Cut to India. One of the basic premises of Aadhaar is that it will make such embezzlement of money more difficult.
In India today, no one doubts that the country’s subsidy system needs reform. A number of surveys have confirmed Rajiv Gandhi’s famous statement that only a small part of the funds from government actually reach intended beneficiaries. In public distribution for example, a study found that illegal diversion of rice as a percentage of supply was 72% in the poorest of poor category, and in case of wheat it was 78%. But for such surveys, the government and the citizens are mostly in the dark about how the funds are spent. This lack of information from the ground also undermines the ability of the state to design right policies.

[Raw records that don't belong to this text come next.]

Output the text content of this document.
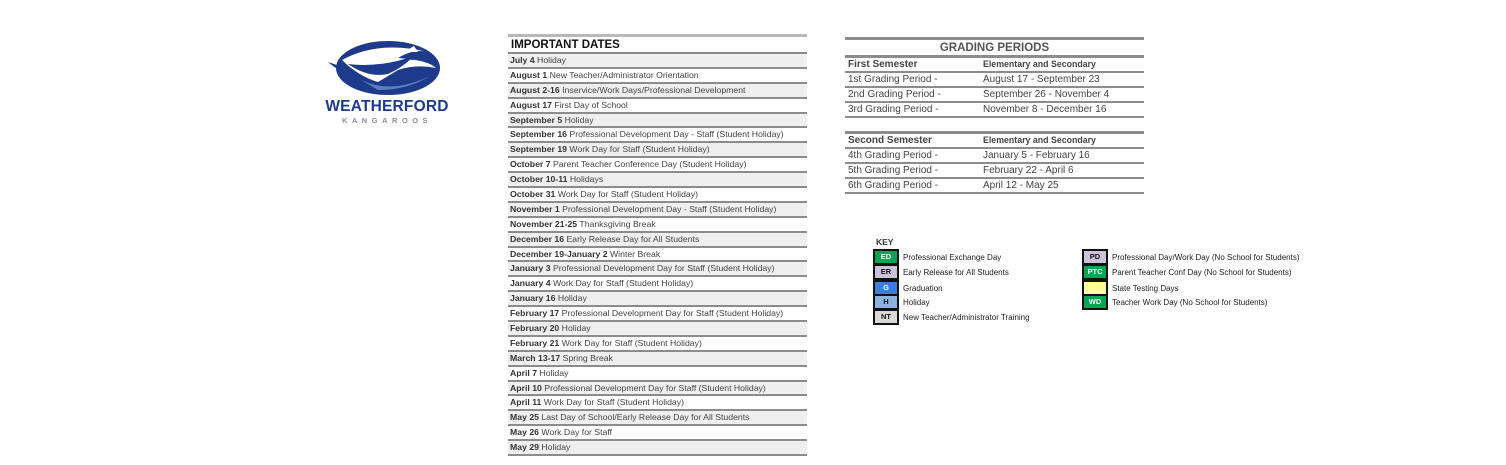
WEATHERFORD
KANGAROOS
IMPORTANT DATES
July 4 Holiday
August 1 New Teacher/Administrator Orientation
August 2-16 Inservice/Work Days/Professional Development
August 17 First Day of School
September 5 Holiday
September 16 Professional Development Day - Staff (Student Holiday)
September 19 Work Day for Staff (Student Holiday)
October 7 Parent Teacher Conference Day (Student Holiday)
October 10-11 Holidays
October 31 Work Day for Staff (Student Holiday)
November 1 Professional Development Day - Staff (Student Holiday)
November 21-25 Thanksgiving Break
December 16 Early Release Day for All Students
December 19-January 2 Winter Break
January 3 Professional Development Day for Staff (Student Holiday)
January 4 Work Day for Staff (Student Holiday)
January 16 Holiday
February 17 Professional Development Day for Staff (Student Holiday)
February 20 Holiday
February 21 Work Day for Staff (Student Holiday)
March 13-17 Spring Break
April 7 Holiday
April 10 Professional Development Day for Staff (Student Holiday)
April 11 Work Day for Staff (Student Holiday)
May 25 Last Day of School/Early Release Day for All Students
May 26 Work Day for Staff
May 29 Holiday
GRADING PERIODS
First Semester	Elementary and Secondary
1st Grading Period -	August 17 - September 23
2nd Grading Period -	September 26 - November 4
3rd Grading Period -	November 8 - December 16
Second Semester	Elementary and Secondary
4th Grading Period -	January 5 - February 16
5th Grading Period -	February 22 - April 6
6th Grading Period -	April 12 - May 25
KEY
ED	Professional Exchange Day
ER	Early Release for All Students
G	Graduation
H	Holiday
NT	New Teacher/Administrator Training
PD	Professional Day/Work Day (No School for Students)
PTC	Parent Teacher Conf Day (No School for Students)
State Testing Days
WD	Teacher Work Day (No School for Students)
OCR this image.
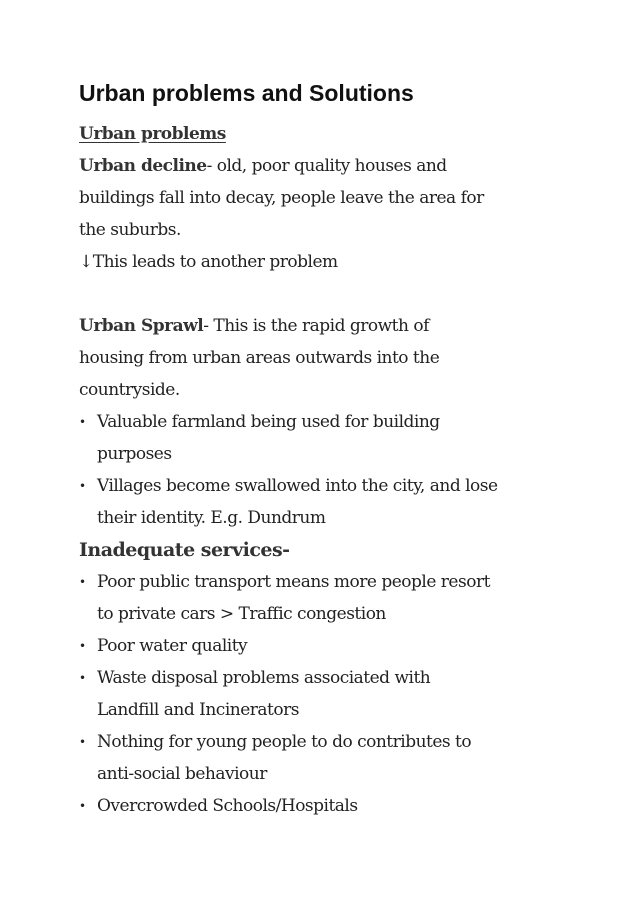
Urban problems and Solutions
Urban problems
Urban decline- old, poor quality houses and
buildings fall into decay, people leave the area for
the suburbs.
↓This leads to another problem
Urban Sprawl- This is the rapid growth of
housing from urban areas outwards into the
countryside.
• Valuable farmland being used for building
purposes
• Villages become swallowed into the city, and lose
their identity. E.g. Dundrum
Inadequate services-
• Poor public transport means more people resort
to private cars > Traffic congestion
• Poor water quality
• Waste disposal problems associated with
Landfill and Incinerators
• Nothing for young people to do contributes to
anti-social behaviour
• Overcrowded Schools/Hospitals
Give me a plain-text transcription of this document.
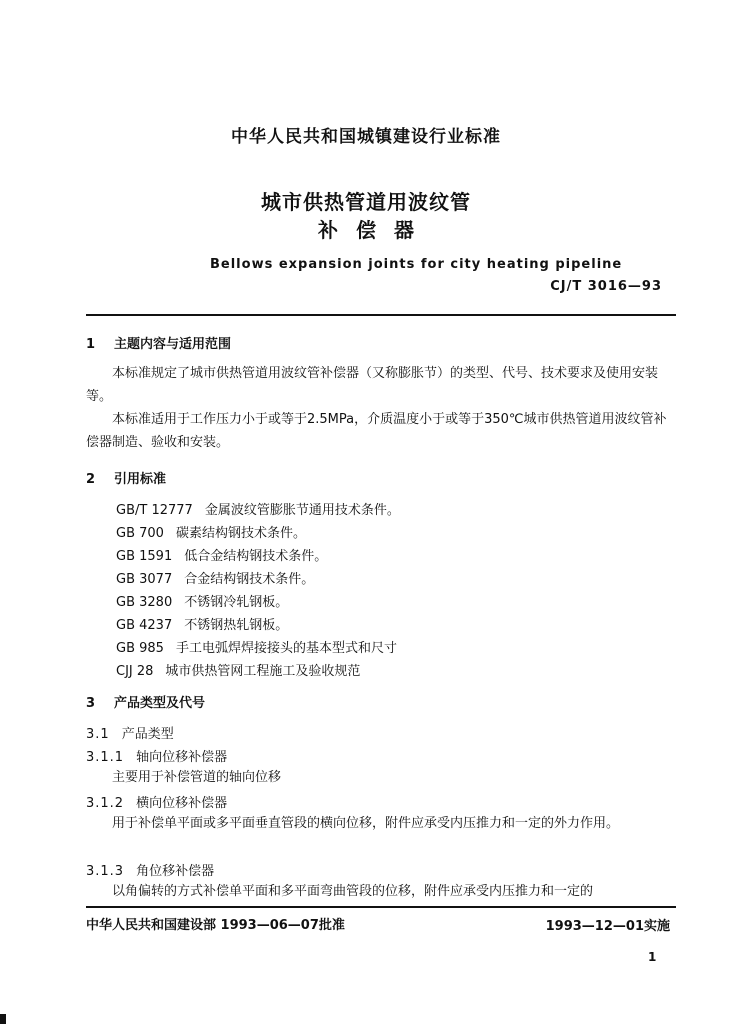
中华人民共和国城镇建设行业标准
城市供热管道用波纹管
补偿器
Bellows expansion joints for city heating pipeline
CJ/T 3016—93
1 主题内容与适用范围
本标准规定了城市供热管道用波纹管补偿器（又称膨胀节）的类型、代号、技术要求及使用安装等。
本标准适用于工作压力小于或等于2.5MPa，介质温度小于或等于350℃城市供热管道用波纹管补偿器制造、验收和安装。
2 引用标准
GB/T 12777 金属波纹管膨胀节通用技术条件。
GB 700 碳素结构钢技术条件。
GB 1591 低合金结构钢技术条件。
GB 3077 合金结构钢技术条件。
GB 3280 不锈钢冷轧钢板。
GB 4237 不锈钢热轧钢板。
GB 985 手工电弧焊焊接接头的基本型式和尺寸
CJJ 28 城市供热管网工程施工及验收规范
3 产品类型及代号
3.1 产品类型
3.1.1 轴向位移补偿器
主要用于补偿管道的轴向位移
3.1.2 横向位移补偿器
用于补偿单平面或多平面垂直管段的横向位移，附件应承受内压推力和一定的外力作用。
3.1.3 角位移补偿器
以角偏转的方式补偿单平面和多平面弯曲管段的位移，附件应承受内压推力和一定的
中华人民共和国建设部 1993—06—07批准	1993—12—01实施
1
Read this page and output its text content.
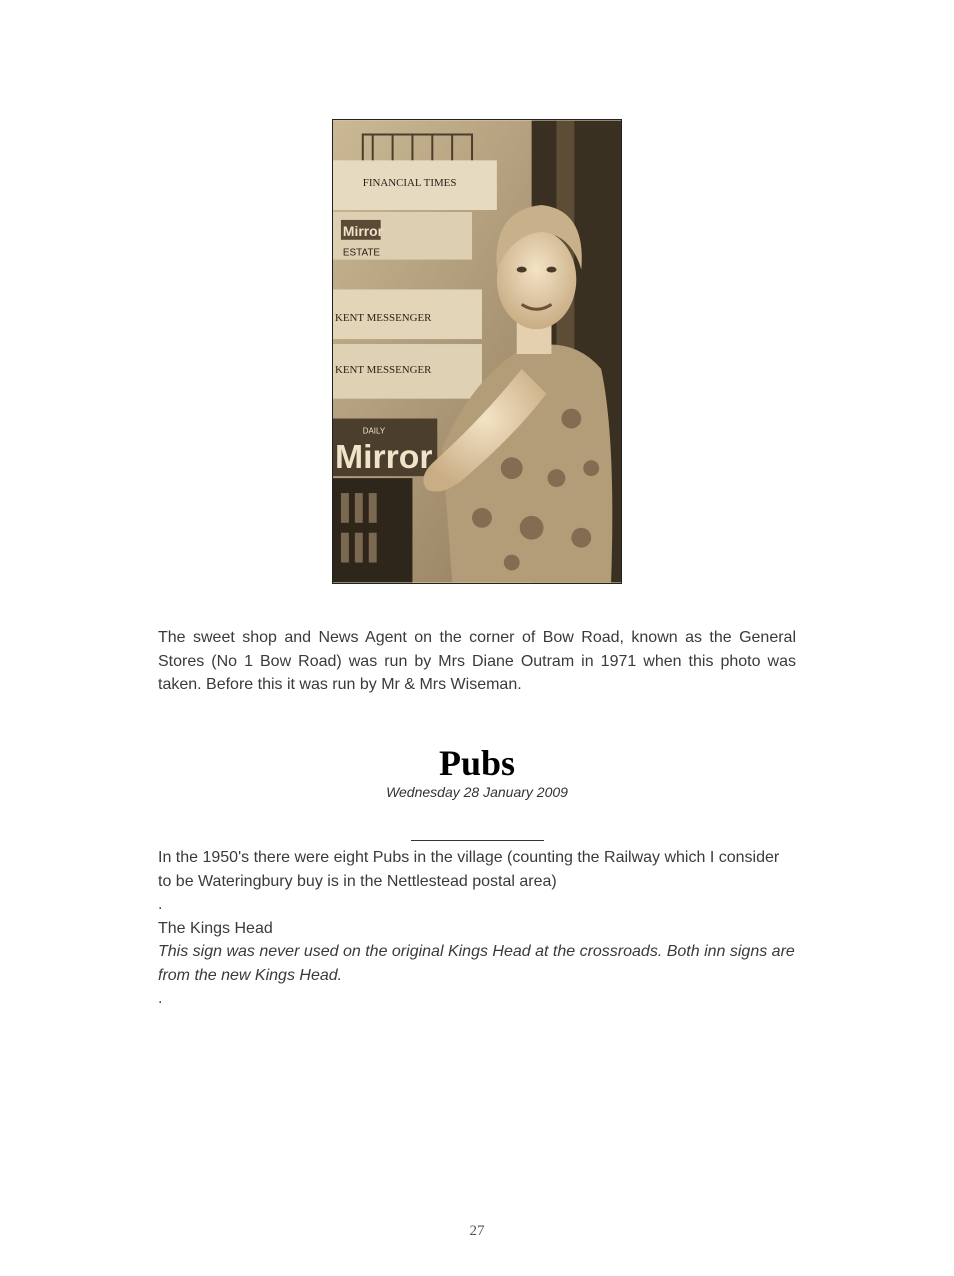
FINANCIAL TIMES
Mirror
ESTATE
KENT MESSENGER
KENT MESSENGER
DAILY
Mirror

The sweet shop and News Agent on the corner of Bow Road, known as the General Stores (No 1 Bow Road) was run by Mrs Diane Outram in 1971 when this photo was taken. Before this it was run by Mr & Mrs Wiseman.

Pubs
Wednesday 28 January 2009

In the 1950's there were eight Pubs in the village (counting the Railway which I consider to be Wateringbury buy is in the Nettlestead postal area)

.

The Kings Head

This sign was never used on the original Kings Head at the crossroads. Both inn signs are from the new Kings Head.

.

27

The biometric identity project got the backing of many top politicians mainly because it offered a way to plug these leakages. The early evidence—from its application in cooking gas subsidies and rural employment guarantee scheme—show that Aadhaar does its job pretty well (while underlining the need to ensure that no one gets left out during the change). But there is little doubt that change itself is much needed, as it promises to bring the benefits of digital economy, presently enjoyed by a few hundred million people at the top of the economic pyramid, to a majority of the population.
However, unlike the Ugandan exercise, in which the scope was restricted to elementary schools and action was limited to publishing expenditure data in the media, Aadhaar was designed to have far reaching and dramatic changes. As a result it has attracted opposition from a range of people. In the recent past, the pitch has gone up, but opposition in some form or the other was there almost from the beginning.
Last year, Sanjay Jain, an engineer who was involved with Aadhaar almost from the beginning, told me that he could place those who have opposed Aadhaar in three buckets. “1) Those who don’t understand, they have constant fear that the government projects are not well thought through. They change their minds once we explain. 2) Those who oppose on the grounds of privacy, they are afraid that it could get too powerful. You have to respect that view, and make the system more secure. 3) Those who have their own agenda. There’s nothing you can do about it. You can’t reason with them. You just have to live with them.”
It’s as true today as it was a year ago, or five years ago, even though there are more interesting categories, such as this one by columnist Manu Joseph in Mint newspaper.
Whether it is schools in Uganda or cooking gas subsidies or rural employment guarantee scheme in India, there are a few takeaways. The systems have inbuilt inertia, and things will continue to be the way they are till there is a strong stimulus. People tend to resist change that promises efficiency and transparency—not only those who are gaining from the lack of it, but also those who suffer because of it. A known devil is better than an unknown angel. However, the opposition fades when people see the benefits.